這個首歌是我們在天才表演晚會時唱給所有學生聽的

這歌詞寫得很貼切

 

放我的真心在你的手心  也許明天不再相聚

放你的真情在我的衣襟  風雨吹不進我心的寧靜

放你的名在在我的內心  我們一定會在相聚

放我的歌聲在你的記憶  讓人間多些愛的傳奇

 

當很多的孩子都哭了  有些老師們也哭了

第二年去的我  總是有一種在看別人的故事的感覺

之後才懂  那就是我去年的樣子

不是別人的故事

是我們的故事

 

就是這首"我們的故事"

我帶的班就是表演這首歌

因為我很Sunny都很喜歡TENSION  : )

是國高中的記憶了

教這首歌的時候  幾乎全班都哭了

我默默的走在教室裡  看著這些孩子掉眼淚

Sunny也很堅強  沒有哭

一邊哭  他們一邊把這首歌學好

表現很好

那一天  我整天都很瘋

不是一直傻笑  就是大聲唱歌  不然就是大笑

有幾個孩子偷偷的問我 

"老師  你一定也是很難過  只是大笑和唱歌  就不會哭了  對不對?"

 

: )

這是我的回應

其實  這一次  我很明白

出發之前  我就告訴自己

我去  是要帶給他們快樂的

I'm here to bring them laughs and happiness

他們看見我的笑容  才會有希望

 

我喜歡那裡的夜晚

喜歡那裡淳樸的感覺

喜歡那裡的星星

喜歡與孩子們做朋友

喜歡牽著孩子的手

喜歡那種無憂無慮的鄉村生活

 

可是  我知道

you wanna help?

then help many, instead of just few

you wanna do something for this world,

then make youself stronger

 

這是我這一年來  在去了兩次中間得到最深的體悟

 

 


 

 

今年的家庭訪問  是最酷的一部分

去閻關村

我沒有打錯字喔

就是閻關村

那是一個全部都是回族住的村落

當然  我去有一部份的原因也是因為張云也住在閻關村

在到達第一家之前

我的學生老遠的就指著一棟房子  "老師  那就是張云家了"

就因為這一句話  我整條路上都一直想著那一家

CIMG4230.JPG

 

有個學生還幫我跑去敲他家的門 

只有奶奶在家  張云去田裡了

還好  我都帶著墨鏡 yea, u knew it

回族的家庭都很乾淨  很整齊

媽媽們都很賢淑  爸爸們都感覺是好男人 

就是感覺跟漢族不太一樣 

而且  這是一個回族村  光是用想的就很酷

家訪的這一天  老天很賞臉  是個大晴天

走在萬里無雲的山路上 

天很藍  牽著學生的手 

一家一家  接受他們爸爸媽媽的款待

都是親手做的

很溫暖

我走在路上  話很少

雪蓮很貼心的問我說  "老師你很想念張云吧?  沒遇見他你一定很難過"

我一句也沒吭

是的  那個當下  我是很難過沒有看到張云

可是  現在  想起來  也沒關係 

至少還是很開心的的大太陽下牽著兩個小女生的手走了很久很久  但都不覺得累

喜歡大太陽  你知道的 : )

雖然  回程的途中  校長派了車來接我們

我死勁的往回走就是要走到張云家們口看他回來沒

還沒走到  我就被接上車了   而遠遠的聽到雪連說了一句"張云還沒回來"

在車上  忘記跟自己的約定  哭了

不知道為什麼哭

回到學校  我站在房間門口 

那是一個大太陽 

I was picturing he's standing at the doorway, waiting for us, like last yr

it's beautiful, but he's not there

to be honest,

everytime I opened the door, i wish i could see him standing outside the door, smiling to us, like last yr

 

 

sometimes, i felt it's awkward

crying in the sunny day

but i told myslef it's ok

cus that's ur emotion and it's not ganna change

just show whoever u are, and however u feel

that's life

 

那是最後一天  晚餐校長請我們在外面吃飯

did i mention that I've been a vegetarian since i arrived 張易?
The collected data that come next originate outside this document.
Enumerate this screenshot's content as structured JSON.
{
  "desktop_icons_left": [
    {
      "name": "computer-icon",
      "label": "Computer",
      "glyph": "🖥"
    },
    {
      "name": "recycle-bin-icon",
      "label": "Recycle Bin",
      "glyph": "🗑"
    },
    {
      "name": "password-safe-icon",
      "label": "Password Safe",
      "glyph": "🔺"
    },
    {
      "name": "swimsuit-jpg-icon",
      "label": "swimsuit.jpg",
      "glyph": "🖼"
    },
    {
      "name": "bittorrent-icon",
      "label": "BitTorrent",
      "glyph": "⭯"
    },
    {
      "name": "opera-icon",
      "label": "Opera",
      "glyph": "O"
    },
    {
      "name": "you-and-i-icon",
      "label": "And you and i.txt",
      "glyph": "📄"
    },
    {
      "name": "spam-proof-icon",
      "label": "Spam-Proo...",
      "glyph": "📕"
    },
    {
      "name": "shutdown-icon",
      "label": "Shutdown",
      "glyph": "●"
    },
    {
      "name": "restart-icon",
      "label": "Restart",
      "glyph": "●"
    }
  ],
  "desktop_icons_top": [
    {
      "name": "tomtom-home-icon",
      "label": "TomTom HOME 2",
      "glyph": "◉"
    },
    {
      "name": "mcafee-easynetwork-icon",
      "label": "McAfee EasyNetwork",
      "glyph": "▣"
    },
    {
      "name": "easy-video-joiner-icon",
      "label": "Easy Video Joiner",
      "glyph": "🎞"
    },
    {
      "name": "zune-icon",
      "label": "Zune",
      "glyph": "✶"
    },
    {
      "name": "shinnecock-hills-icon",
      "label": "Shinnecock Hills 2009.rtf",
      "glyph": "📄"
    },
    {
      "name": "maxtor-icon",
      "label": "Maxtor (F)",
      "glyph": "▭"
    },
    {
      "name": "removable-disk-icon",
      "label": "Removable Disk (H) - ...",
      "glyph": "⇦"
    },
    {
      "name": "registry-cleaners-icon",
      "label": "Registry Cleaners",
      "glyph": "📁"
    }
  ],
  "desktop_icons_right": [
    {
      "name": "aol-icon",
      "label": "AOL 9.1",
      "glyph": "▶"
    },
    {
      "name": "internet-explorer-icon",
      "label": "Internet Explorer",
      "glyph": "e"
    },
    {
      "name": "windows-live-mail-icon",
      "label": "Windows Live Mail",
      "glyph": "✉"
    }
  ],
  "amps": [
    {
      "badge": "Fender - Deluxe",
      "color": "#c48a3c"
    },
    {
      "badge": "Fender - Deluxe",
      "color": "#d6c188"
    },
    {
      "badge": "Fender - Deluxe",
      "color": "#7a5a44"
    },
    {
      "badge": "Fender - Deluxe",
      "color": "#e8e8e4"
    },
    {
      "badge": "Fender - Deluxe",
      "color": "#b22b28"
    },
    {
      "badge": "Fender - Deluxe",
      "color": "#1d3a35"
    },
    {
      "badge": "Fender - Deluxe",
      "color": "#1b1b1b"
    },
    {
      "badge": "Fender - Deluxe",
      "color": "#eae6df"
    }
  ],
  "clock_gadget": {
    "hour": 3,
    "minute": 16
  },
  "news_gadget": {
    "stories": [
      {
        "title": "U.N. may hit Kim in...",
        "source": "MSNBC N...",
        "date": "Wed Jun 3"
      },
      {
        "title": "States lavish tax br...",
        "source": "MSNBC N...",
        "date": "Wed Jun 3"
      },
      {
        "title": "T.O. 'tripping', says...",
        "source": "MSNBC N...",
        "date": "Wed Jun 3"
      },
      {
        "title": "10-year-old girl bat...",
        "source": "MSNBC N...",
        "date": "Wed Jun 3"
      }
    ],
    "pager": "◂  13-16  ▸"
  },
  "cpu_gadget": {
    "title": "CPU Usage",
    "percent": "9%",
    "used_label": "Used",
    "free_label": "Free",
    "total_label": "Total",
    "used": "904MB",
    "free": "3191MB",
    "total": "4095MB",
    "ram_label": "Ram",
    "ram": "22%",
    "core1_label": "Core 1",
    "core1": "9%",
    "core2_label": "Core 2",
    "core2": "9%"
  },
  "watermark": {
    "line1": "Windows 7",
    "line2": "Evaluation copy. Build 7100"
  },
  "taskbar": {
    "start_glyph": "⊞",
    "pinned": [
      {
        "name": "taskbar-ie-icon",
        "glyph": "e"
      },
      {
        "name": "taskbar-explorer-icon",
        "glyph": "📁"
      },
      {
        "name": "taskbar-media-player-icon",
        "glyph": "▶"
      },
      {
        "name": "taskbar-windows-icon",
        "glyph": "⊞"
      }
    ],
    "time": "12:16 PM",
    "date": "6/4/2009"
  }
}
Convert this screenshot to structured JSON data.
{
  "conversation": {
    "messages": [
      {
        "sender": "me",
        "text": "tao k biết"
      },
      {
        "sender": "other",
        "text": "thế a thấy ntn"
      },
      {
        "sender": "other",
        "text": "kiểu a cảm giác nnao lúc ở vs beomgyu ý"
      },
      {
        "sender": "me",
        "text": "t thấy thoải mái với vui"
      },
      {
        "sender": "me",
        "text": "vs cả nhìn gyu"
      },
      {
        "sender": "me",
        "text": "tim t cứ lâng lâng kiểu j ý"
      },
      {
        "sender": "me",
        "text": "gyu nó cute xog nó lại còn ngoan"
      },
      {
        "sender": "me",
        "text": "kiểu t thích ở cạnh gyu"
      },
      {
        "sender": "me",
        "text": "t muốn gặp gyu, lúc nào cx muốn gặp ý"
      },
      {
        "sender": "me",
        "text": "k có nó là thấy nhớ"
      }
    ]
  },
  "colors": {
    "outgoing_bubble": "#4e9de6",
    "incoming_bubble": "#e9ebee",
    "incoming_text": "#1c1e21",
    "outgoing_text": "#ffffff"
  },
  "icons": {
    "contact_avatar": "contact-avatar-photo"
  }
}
u cannot be that "pure vege" but i just didn't eat nay meat

for some reason, i insisted

校長一直想灌我們酒 

我看到酒過來了  就馬上換桌

it's sth which i'm not suppose to touch

 

真心話大冒險  他們想不到到底可以問什麼

cus i'm so honest, 根本不怕被問阿

居然問了我一個很有趣的問題  想也沒有想到

"你男朋友是倒追來的嗎?"

XDDDDDDDDDDDDDDDDDDDDDDDDDDDDDDDDDD

你說呢?

(可以在下面投票喔  你們  晚點在公布答案)

 

晚上  原本我想  that's it

it's the goodbye, since he didn't appear, didn't come to me

i sat in my room

i asked myself

then there is a voice coming out

"Maria, u said it never ends, now u're here, then u're ganna give it in?"

"no way"

then i dialed his number

he's home

silent still

"老師  我現在馬上去學校  等我一下"

 

i ran to the gate sitting alone under the moon

waiting

there he came

it's him

finally he came

again like last yr, we sat in the dark

talking

他說天才表演那天晚上有來過  但是進不來 

所以他就在門口默默的看著我們

!!!!!!!!!!!!!!!!!!!!!!!!!!!!!!!!!!!!!!!!!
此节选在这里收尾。